Once pristine landscapes were scarred by construction, drilling equipment, and waste pits. Families were left to deal with dirty water and air, suffering health problems as a result. Horror turned to resolve, and Slottje decided to stay in Ithaca to see this fight through.

The Fight against Fracking

Slottje’s first project as a volunteer was to build a legal case against a large industrial complex being built by a fracking company at a vacant former military storage facility in the nearby town of Horseheads. While the case ultimately went the industry’s way, Slottje gained insight into the importance of local zoning and land use laws to limit the adverse impacts of one property’s use on others. Further research led Slottje to conclude that in much the same way as local laws determine how much light and noise is permissible from activities in town, individual townships could use zoning laws to outright ban fracking within their borders.

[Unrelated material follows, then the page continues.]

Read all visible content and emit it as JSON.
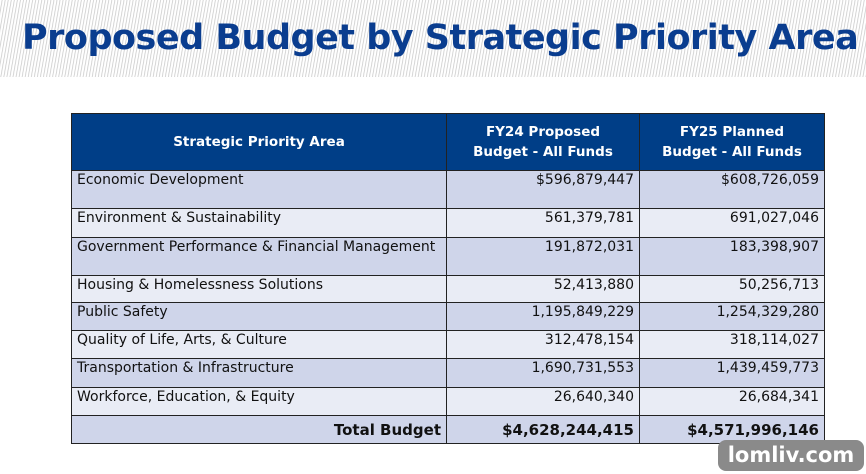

Slottje first discussed this idea with a gas drilling task force in the town of Ulysses and, with her husband David, helped the group develop a local law to ban fracking. When community members learned of the task force’s work, they supported the committee by drafting a petition to ban fracking, and residents interested in signing it began flooding town hall with phone calls. Word spread to neighboring towns, and soon enough, citizens in towns around the state began to develop similar petitions of their own. Over the next several months, Slottje drove hundreds of miles from one town to the next, providing hundreds of hours of pro bono legal help at community meetings.

While most local citizens and town boards embraced this strategy, the gas industry openly ridiculed and threatened Slottje. Pro-industry individuals verbally assaulted her, followed her to her car late at night after community meetings, and attempted to intimidate her.

When Dryden’s town board unanimously passed a law banning fracking in 2011, the gas industry sued the town. The industry lost the battle in trial court, and following an unsuccessful appeal, the case is now before the state’s highest court.

More than 170 towns and cities throughout New York have passed local laws prohibiting fracking based on Slottje’s innovative legal framework. Many more, inspired by successes of small towns winning over powerful corporations, are working on bans—and informing grassroots organizations in states like California, Texas and Colorado where communities are also grappling with ways to regulate fracking.